Now it was time to demo' the laundry room. First the shower came out. Then the hot water heater was moved outside, next to the house on the new concrete pad. Then everything else had to come out so a new floor could be put in. This is when we discovered that there were more than a couple of sub-floors. Pulling those meant pulling them out of the kitchen as well. Ka-ching! New toilet installed, sink moved to where shower had been. Door taken off, doorway refinished, bi-fold door hung. Pantry cupboard moved to that section of wall. We put cupboards where the hot water heater had been, placed my bakers rack where the sink had been, I added shelving, a mirror, a medicine cabinet. Ka-ching! We put the washer/dryer and chest freezer back in and voila, I had a working laundry room. Having taken up the previous sub- flooring, I no longer had a step up from the living room to the kitchen. Very nice! Ka-ching!!!

A couple months later the guys had gotten to the bathroom. They had to demo' the tub in order to get it through the doorway. We pulled all the ceramic tile from the walls and floor and took up the excess sub-floors as long as we were there. I have bad hips and my legs aren't much better so the high sided tub was replaced with a walk-in shower. New walls and flooring were put in. Ka-ching, ka-ching!

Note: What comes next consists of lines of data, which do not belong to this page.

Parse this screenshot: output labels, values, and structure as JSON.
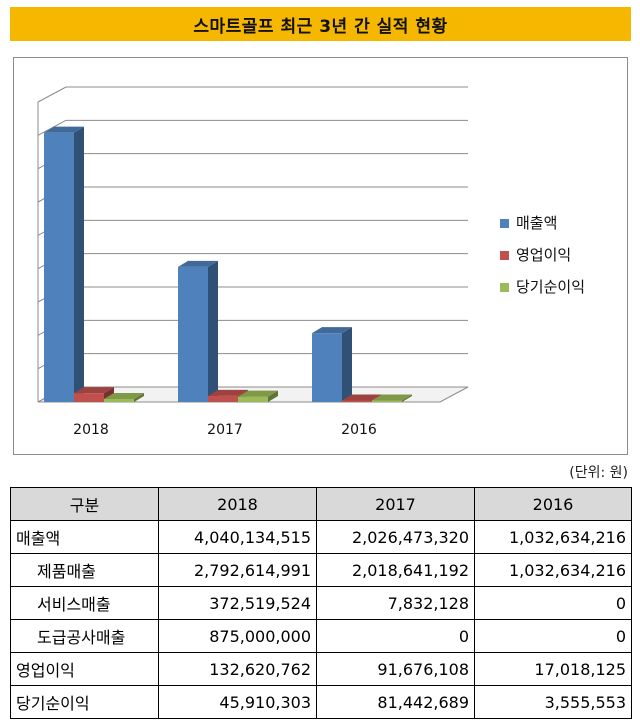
{
  "title": "스마트골프 최근 3년 간 실적 현황",
  "unit_note": "(단위: 원)",
  "chart_data": {
    "type": "bar",
    "categories": [
      "2018",
      "2017",
      "2016"
    ],
    "series": [
      {
        "name": "매출액",
        "values": [
          4040134515,
          2026473320,
          1032634216
        ]
      },
      {
        "name": "영업이익",
        "values": [
          132620762,
          91676108,
          17018125
        ]
      },
      {
        "name": "당기순이익",
        "values": [
          45910303,
          81442689,
          3555553
        ]
      }
    ],
    "ylim": [
      0,
      4500000000
    ],
    "grid": true,
    "legend": "right",
    "colors": [
      "#4f81bd",
      "#c0504d",
      "#9bbb59"
    ]
  },
  "table": {
    "headers": [
      "구분",
      "2018",
      "2017",
      "2016"
    ],
    "rows": [
      {
        "label": "매출액",
        "values": [
          "4,040,134,515",
          "2,026,473,320",
          "1,032,634,216"
        ]
      },
      {
        "label": "제품매출",
        "values": [
          "2,792,614,991",
          "2,018,641,192",
          "1,032,634,216"
        ]
      },
      {
        "label": "서비스매출",
        "values": [
          "372,519,524",
          "7,832,128",
          "0"
        ]
      },
      {
        "label": "도급공사매출",
        "values": [
          "875,000,000",
          "0",
          "0"
        ]
      },
      {
        "label": "영업이익",
        "values": [
          "132,620,762",
          "91,676,108",
          "17,018,125"
        ]
      },
      {
        "label": "당기순이익",
        "values": [
          "45,910,303",
          "81,442,689",
          "3,555,553"
        ]
      }
    ]
  }
}
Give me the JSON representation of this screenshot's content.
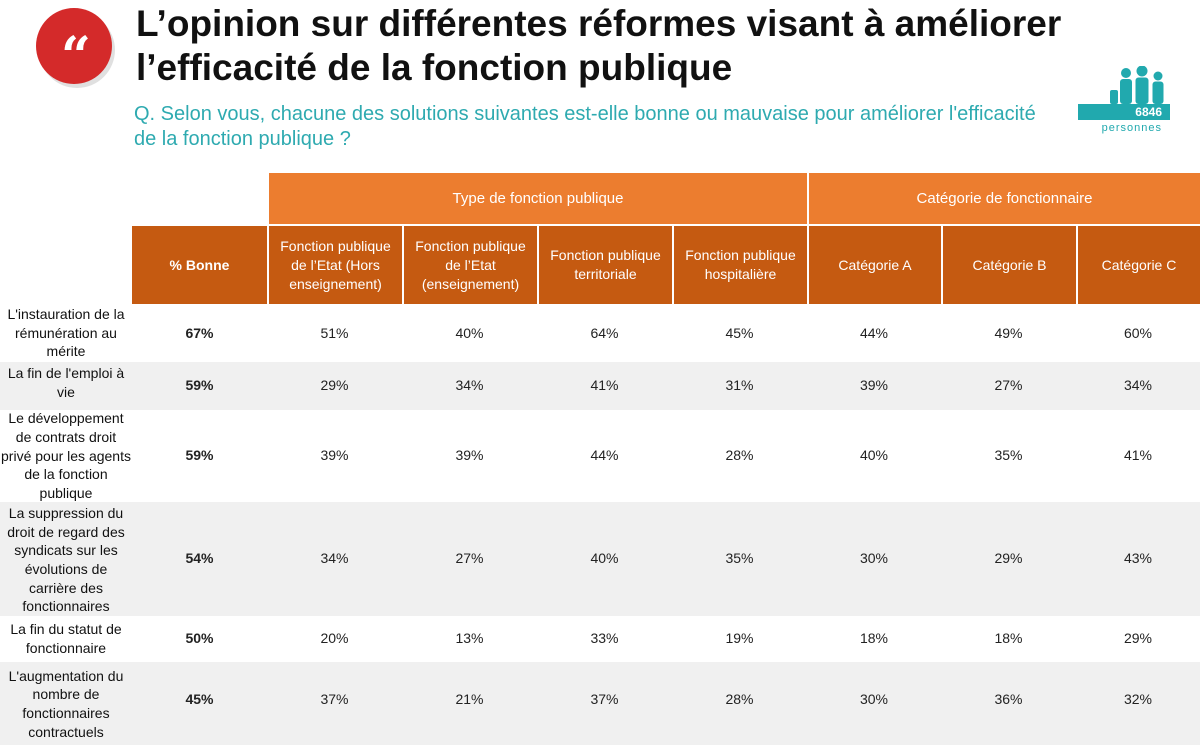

My son stopped by one day as the gutters were being hung and said, "did you know you were buying a fixer-upper?" To which I replied, "it didn't need fixing; it simply needed a little renovating --- to make it mine".

The rest, with the exception of the pond, has been the small, normal stuff. A little paint here and there, raised flower beds - so I can reach the dirt and do my own planting; the everyday stuff that you do to a house when you move in and make it your own ... "your home".

We've since had some very cold, snowy winters but not like our first winter. The snow piles on the deck but it can be shoveled or swept and cleared and I can access the back of the house. We have a few hot days in the summer but not like down in the valley. I don't own an air conditioner and probably only run the swamp cooler half a dozen times in the summer. The air is clean; it's quiet; I'm surrounded by trees and rocks and critters. My daughter says it's like when we all used to go camping.

I knew as soon as we turned onto the driveway - I was home! It just needed a little renovating --- and a white porch rocker so I can sit and take in the view.